Two papers out recently in Arxive and Biorxiv:

  • A critique of pure learning: what artificial neural networks can learn from animal brains
    • Animals learn rapidly and robustly, without the need for labeled sensory data, largely through innate mechanisms as arrived at and encoded genetically through evolution.
    • Still, this cannot account for the connectivity of the human brain, which is much to large for the genome; with us, there are cannonical circuits and patterns of intra-area connectivity which act as the 'innate' learning biases.
    • Mice and men are not so far apart evolutionary. (I've heard this also from people FIB-SEM imaging cortex) Hence, understanding one should appreciably lead us to understand the other. (I agree with this sentiment, but for the fact that lab mice are dumb, and have pretty stereotyped behaviors).
    • References Long short term memory and learning to learn in networks of spiking neurons -- which claims that a hybrid algorithm (BPTT with neuronal rewiring) with realistic neuronal dynamics markedly increases the computational power of spiking neural networks.
  • What does it mean to understand a neural network?
    • As has been the intuition with a lot of neuroscientists probably for a long time, posits that we have to investigate the developmental rules (wiring and connectivity, same as above) plus the local-ish learning rules (synaptic, dendritic, other .. astrocytic).
      • The weights themselves, in either biological neural networks, or in ANN's, are not at all informative! (Duh).
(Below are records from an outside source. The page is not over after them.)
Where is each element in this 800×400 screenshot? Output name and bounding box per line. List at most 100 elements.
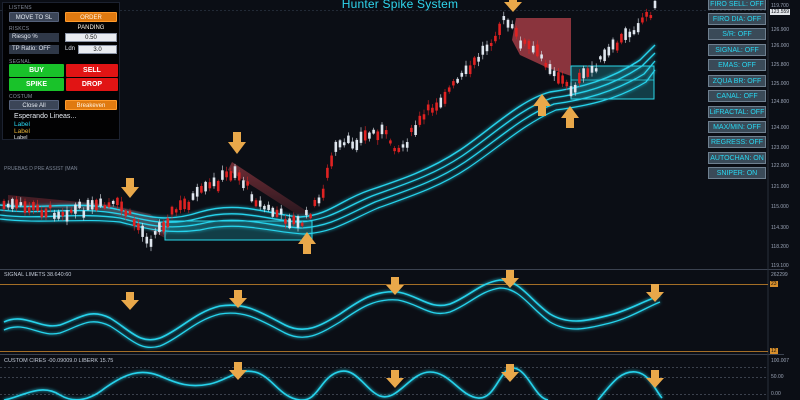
spike-button[interactable]: SPIKE bbox=[9, 78, 64, 91]
price-tick: 118.200 bbox=[771, 244, 789, 250]
chart-canvas bbox=[0, 0, 784, 400]
toggle-autochan[interactable]: AUTOCHAN: ON bbox=[708, 152, 766, 164]
candle-body bbox=[536, 44, 539, 57]
candle-body bbox=[208, 182, 212, 189]
candle-body bbox=[221, 170, 224, 180]
ldn-input[interactable]: 3.0 bbox=[78, 45, 117, 54]
candle-body bbox=[44, 208, 48, 218]
candle-body bbox=[384, 130, 388, 135]
candle-body bbox=[153, 231, 157, 235]
candle-body bbox=[187, 201, 191, 210]
toggle-signal[interactable]: SIGNAL: OFF bbox=[708, 44, 766, 56]
candle-body bbox=[212, 177, 216, 187]
candle-body bbox=[263, 205, 266, 210]
toggle-max-min[interactable]: MAX/MIN: OFF bbox=[708, 121, 766, 133]
candle-body bbox=[246, 181, 249, 186]
candle-body bbox=[439, 97, 443, 108]
candle-body bbox=[158, 222, 161, 233]
signal-arrows-main bbox=[121, 0, 579, 254]
sub2-oscillator bbox=[3, 367, 663, 400]
candle-body bbox=[510, 24, 514, 29]
chart-title: Hunter Spike System bbox=[341, 0, 459, 11]
candle-body bbox=[389, 140, 392, 144]
candle-body bbox=[347, 135, 350, 144]
candle-body bbox=[191, 193, 195, 200]
sub1-top-tag: 23 bbox=[770, 281, 778, 287]
candle-body bbox=[11, 198, 14, 209]
candle-body bbox=[489, 42, 493, 47]
status-text: Esperando Lineas... bbox=[14, 113, 77, 120]
candle-body bbox=[170, 206, 174, 215]
candle-body bbox=[57, 211, 60, 219]
toggle-lifractal[interactable]: LiFRACTAL: OFF bbox=[708, 106, 766, 118]
candle-body bbox=[624, 28, 627, 40]
arrow-down-icon bbox=[121, 178, 139, 198]
candle-body bbox=[552, 70, 556, 77]
candle-body bbox=[103, 204, 107, 209]
order-panding-button[interactable]: ORDER PANDING bbox=[65, 12, 117, 31]
sub1-line-a bbox=[3, 279, 661, 341]
price-tick: 125.800 bbox=[771, 62, 790, 68]
candle-body bbox=[242, 180, 245, 189]
candle-body bbox=[573, 84, 577, 93]
control-panel: LISTENS MOVE TO SL ORDER PANDING RISKCS … bbox=[2, 2, 120, 141]
candle-body bbox=[166, 218, 170, 228]
sub2-axis-mid: 50.00 bbox=[771, 374, 784, 380]
price-tick: 125.000 bbox=[771, 81, 790, 87]
candle-body bbox=[233, 166, 237, 178]
candle-body bbox=[620, 33, 623, 43]
candle-body bbox=[468, 65, 472, 75]
candle-body bbox=[74, 204, 77, 214]
candle-body bbox=[40, 209, 44, 218]
candle-body bbox=[174, 209, 178, 213]
move-to-sl-button[interactable]: MOVE TO SL bbox=[9, 12, 59, 22]
toggle-firo-dia[interactable]: FIRO DIA: OFF bbox=[708, 13, 766, 25]
candle-body bbox=[653, 0, 657, 9]
price-tick: 121.000 bbox=[771, 184, 790, 190]
candle-body bbox=[460, 72, 464, 77]
sell-button[interactable]: SELL bbox=[66, 64, 118, 77]
candle-body bbox=[615, 42, 619, 51]
riesgo-input[interactable]: 0.50 bbox=[65, 33, 117, 42]
riesgo-label: Riesgo % bbox=[9, 33, 59, 42]
candle-body bbox=[523, 39, 527, 44]
drop-button[interactable]: DROP bbox=[66, 78, 118, 91]
sub1-oscillator bbox=[3, 279, 661, 349]
breakeven-button[interactable]: Breakeven bbox=[65, 100, 117, 110]
candle-body bbox=[258, 200, 262, 207]
toggle-sniper[interactable]: SNIPER: ON bbox=[708, 167, 766, 179]
tp-ratio-toggle[interactable]: TP Ratio: OFF bbox=[9, 45, 59, 54]
candle-body bbox=[351, 141, 354, 149]
candle-body bbox=[69, 209, 73, 213]
arrow-down-icon bbox=[121, 292, 139, 310]
buy-button[interactable]: BUY bbox=[9, 64, 64, 77]
toggle-canal[interactable]: CANAL: OFF bbox=[708, 90, 766, 102]
candle-body bbox=[61, 212, 65, 217]
candle-body bbox=[141, 225, 144, 237]
candle-body bbox=[254, 200, 258, 207]
toggle-sr[interactable]: S/R: OFF bbox=[708, 28, 766, 40]
ldn-label: Ldn bbox=[65, 46, 76, 52]
candle-body bbox=[418, 115, 422, 125]
candle-body bbox=[603, 49, 606, 62]
toggle-emas[interactable]: EMAS: OFF bbox=[708, 59, 766, 71]
toggle-zqua-br[interactable]: ZQUA BR: OFF bbox=[708, 75, 766, 87]
candle-body bbox=[355, 139, 359, 151]
candle-body bbox=[628, 31, 632, 38]
candle-body bbox=[397, 147, 401, 152]
toggle-regress[interactable]: REGRESS: OFF bbox=[708, 136, 766, 148]
close-all-button[interactable]: Close All bbox=[9, 100, 59, 110]
candle-body bbox=[540, 54, 543, 59]
signal-arrows-sub2 bbox=[229, 362, 664, 388]
candle-body bbox=[636, 23, 640, 33]
candle-body bbox=[145, 236, 149, 244]
candle-body bbox=[565, 81, 569, 87]
candle-body bbox=[36, 204, 39, 211]
section-risk: RISKCS bbox=[9, 26, 30, 32]
arrow-down-icon bbox=[501, 364, 519, 382]
sub2-line bbox=[3, 367, 663, 400]
toggle-firo-sell[interactable]: FIRO SELL: OFF bbox=[708, 0, 766, 10]
candle-body bbox=[599, 56, 602, 60]
section-listens: LISTENS bbox=[9, 5, 32, 11]
candle-body bbox=[498, 23, 501, 35]
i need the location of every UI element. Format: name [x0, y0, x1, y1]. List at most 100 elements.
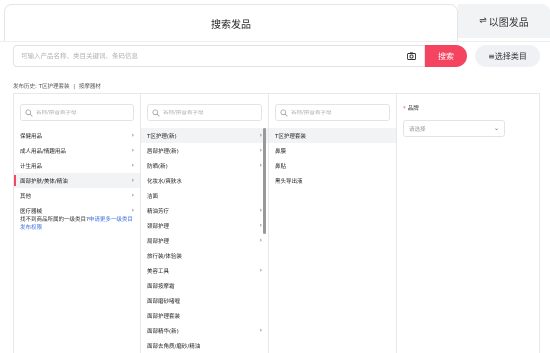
list-item[interactable]: 防晒(新) › — [141, 158, 268, 173]
list-item-label: 黑头导出液 — [275, 178, 303, 185]
chevron-right-icon: › — [259, 237, 262, 244]
list-item[interactable]: 化妆水/爽肤水 — [141, 173, 268, 188]
tab-image-publish[interactable]: ⇌ 以图发品 — [458, 4, 550, 38]
list-item[interactable]: 成人用品/情趣用品 › — [14, 143, 140, 158]
search-button-label: 搜索 — [438, 51, 454, 61]
history-prefix: 发布历史: — [13, 84, 37, 90]
list-item[interactable]: 面部磨砂啫喱 — [141, 293, 268, 308]
list-item[interactable]: 旅行装/体验装 — [141, 248, 268, 263]
list-item[interactable]: 保健用品 › — [14, 128, 140, 143]
chevron-right-icon: › — [259, 267, 262, 274]
category-column-level1: 保健用品›成人用品/情趣用品›计生用品›面部护肤/美体/精油›其他›医疗器械› … — [14, 94, 141, 353]
list-item-label: 旅行装/体验装 — [147, 253, 182, 260]
history-item[interactable]: 按摩器材 — [79, 84, 101, 90]
brand-label: * 品牌 — [403, 104, 419, 112]
list-item[interactable]: 面部精华(新) › — [141, 323, 268, 338]
list-item-label: 局部护理 — [147, 238, 170, 245]
search-button[interactable]: 搜索 — [425, 45, 467, 67]
publish-history: 发布历史: T区护理套装 | 按摩器材 — [13, 82, 101, 90]
search-bar — [13, 45, 425, 67]
category-list: T区护理套装鼻膜鼻贴黑头导出液 — [269, 128, 396, 188]
history-item[interactable]: T区护理套装 — [39, 84, 70, 90]
list-item-label: 面部护理套装 — [147, 313, 181, 320]
tab-search-publish[interactable]: 搜索发品 — [4, 4, 458, 42]
list-item[interactable]: 精油芳疗 › — [141, 203, 268, 218]
search-icon — [25, 108, 33, 117]
list-item[interactable]: 鼻贴 — [269, 158, 396, 173]
list-item-label: 成人用品/情趣用品 — [20, 148, 66, 155]
list-item[interactable]: 颈部护理 › — [141, 218, 268, 233]
missing-category-note: 找不到商品所属的一级类目?申请更多一级类目发布权限 — [20, 216, 138, 232]
chevron-right-icon: › — [131, 132, 134, 139]
chevron-right-icon: › — [259, 222, 262, 229]
list-item-label: 面部去角质/磨砂/精油 — [147, 343, 201, 350]
chevron-down-icon: ⌄ — [493, 125, 499, 132]
chevron-right-icon: › — [259, 207, 262, 214]
choose-category-button[interactable]: ≡选择类目 — [475, 45, 540, 67]
list-item-label: T区护理(新) — [147, 133, 177, 140]
list-item-label: 面部护肤/美体/精油 — [20, 178, 68, 185]
list-item[interactable]: 黑头导出液 — [269, 173, 396, 188]
brand-label-text: 品牌 — [407, 106, 419, 112]
list-item[interactable]: 美容工具 › — [141, 263, 268, 278]
list-item-label: 唇部护理(新) — [147, 148, 179, 155]
list-item-label: 鼻贴 — [275, 163, 287, 170]
column-search — [275, 104, 390, 121]
brand-column: * 品牌 请选择 ⌄ — [397, 94, 541, 353]
category-column-level2: T区护理(新)›唇部护理(新)›防晒(新)›化妆水/爽肤水洁面精油芳疗›颈部护理… — [141, 94, 269, 353]
tab-image-publish-label: 以图发品 — [488, 17, 529, 29]
chevron-right-icon: › — [259, 327, 262, 334]
list-item[interactable]: T区护理(新) › — [141, 128, 268, 143]
list-item[interactable]: 唇部护理(新) › — [141, 143, 268, 158]
list-item-label: 化妆水/爽肤水 — [147, 178, 182, 185]
list-item-label: 医疗器械 — [20, 208, 43, 215]
category-list: T区护理(新) › 唇部护理(新) › 防晒(新) › 化妆水/爽肤水 洁面 精油芳疗 › 颈部护理… — [141, 128, 268, 353]
list-item-label: 面部精华(新) — [147, 328, 179, 335]
list-item[interactable]: 面部按摩霜 — [141, 278, 268, 293]
chevron-right-icon: › — [131, 147, 134, 154]
category-panel: 保健用品›成人用品/情趣用品›计生用品›面部护肤/美体/精油›其他›医疗器械› … — [13, 93, 540, 353]
column-search-input[interactable] — [291, 109, 381, 116]
column-search — [147, 104, 262, 121]
column-search — [20, 104, 134, 121]
column-search-input[interactable] — [36, 109, 126, 116]
chevron-right-icon: › — [259, 162, 262, 169]
list-item-label: 保健用品 — [20, 133, 43, 140]
chevron-right-icon: › — [131, 177, 134, 184]
list-item-label: 面部磨砂啫喱 — [147, 298, 181, 305]
scrollbar[interactable] — [263, 128, 266, 234]
camera-icon[interactable] — [404, 49, 418, 63]
choose-category-label: ≡选择类目 — [488, 51, 527, 61]
tab-bar: 搜索发品 ⇌ 以图发品 — [0, 0, 550, 42]
list-item[interactable]: 面部护理套装 — [141, 308, 268, 323]
list-item[interactable]: 面部去角质/磨砂/精油 — [141, 338, 268, 353]
list-item-label: 面部按摩霜 — [147, 283, 175, 290]
list-item[interactable]: T区护理套装 — [269, 128, 396, 143]
brand-select-placeholder: 请选择 — [409, 126, 426, 133]
list-item[interactable]: 局部护理 › — [141, 233, 268, 248]
list-item[interactable]: 其他 › — [14, 188, 140, 203]
search-icon — [152, 108, 160, 117]
list-item[interactable]: 洁面 — [141, 188, 268, 203]
chevron-right-icon: › — [131, 192, 134, 199]
list-item[interactable]: 面部护肤/美体/精油 › — [14, 173, 140, 188]
list-item[interactable]: 计生用品 › — [14, 158, 140, 173]
chevron-right-icon: › — [131, 207, 134, 214]
list-item-label: 颈部护理 — [147, 223, 170, 230]
list-item-label: 精油芳疗 — [147, 208, 170, 215]
swap-arrows-icon: ⇌ — [479, 16, 487, 26]
column-search-input[interactable] — [163, 109, 253, 116]
note-text: 找不到商品所属的一级类目? — [20, 217, 89, 223]
brand-select[interactable]: 请选择 ⌄ — [403, 120, 505, 137]
list-item-label: 鼻膜 — [275, 148, 287, 155]
required-mark: * — [403, 106, 406, 112]
list-item[interactable]: 鼻膜 — [269, 143, 396, 158]
search-icon — [280, 108, 288, 117]
search-input[interactable] — [14, 52, 404, 60]
category-column-level3: T区护理套装鼻膜鼻贴黑头导出液 — [269, 94, 397, 353]
history-separator: | — [73, 84, 76, 90]
chevron-right-icon: › — [131, 162, 134, 169]
list-item-label: 洁面 — [147, 193, 159, 200]
category-list: 保健用品 › 成人用品/情趣用品 › 计生用品 › 面部护肤/美体/精油 › 其他 › 医疗器械 › — [14, 128, 140, 218]
list-item-label: 计生用品 — [20, 163, 43, 170]
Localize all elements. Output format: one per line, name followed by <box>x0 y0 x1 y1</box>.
    • Emphasizes the concept of compressability: how much information can be discarded without impacting performance? With some modern ANN's, 30-50x compression is possible. Authors here argue that little compression is possible in the human brain -- the wealth of all those details about the world are needed! In other words, no compact description is possible.
    • Hence, you need to learn how the network learns those details, and how it's structured so that important things are learned rapidly and robustly, as seen in animals (very similar to above).